Once certified, FCC staff ensures providers have the necessary tools to perform their jobs well. Two lending libraries - which include strollers, highchairs, games and books - give FCC providers resources to draw upon.
Enrolling children in FCC care has many benefits, Tabb and Villanida, an Army wife, said.
FCC personnel offer overnight and multiple-day care, giving Army parents who work night or early-morning shifts or travel away on temporary duty assignments a viable care option, they said.
"We have a little more flexibility to meet needs," Villanida said. "If parents have really early mornings, if they have (physical training), then we're here. Most of my children arrive at 5:30 in the morning."
FCC providers can care for two infants and four children at a maximum, Tabb said, meaning smaller ratios of children to adults than in most day care settings.

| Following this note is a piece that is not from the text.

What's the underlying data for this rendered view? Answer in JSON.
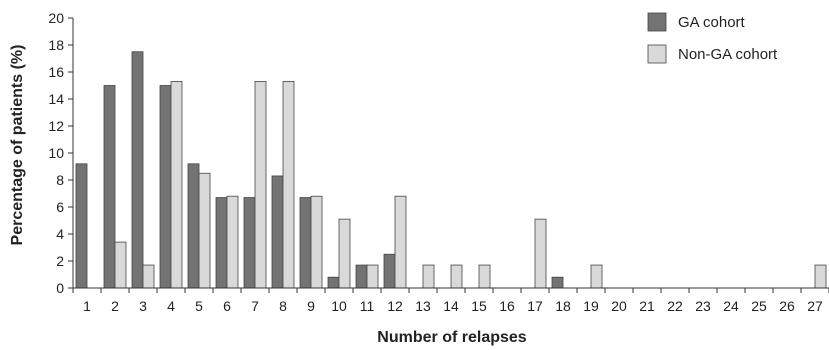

Villanida said becoming a FCC provider not only made her a better parent but integrated her into the community.
"You build a lot of camaraderie. I've met a lot of wonderful women," she said.
Tabb said many of her providers are parents who stay at home with their own children and desire to take care of other children and earn extra money.
Villanida urges anyone interested in becoming a provider to try it.
"If there's a woman out there who wants to develop a career but feels strongly about balancing the home life ... it's rewarding and challenging," she said.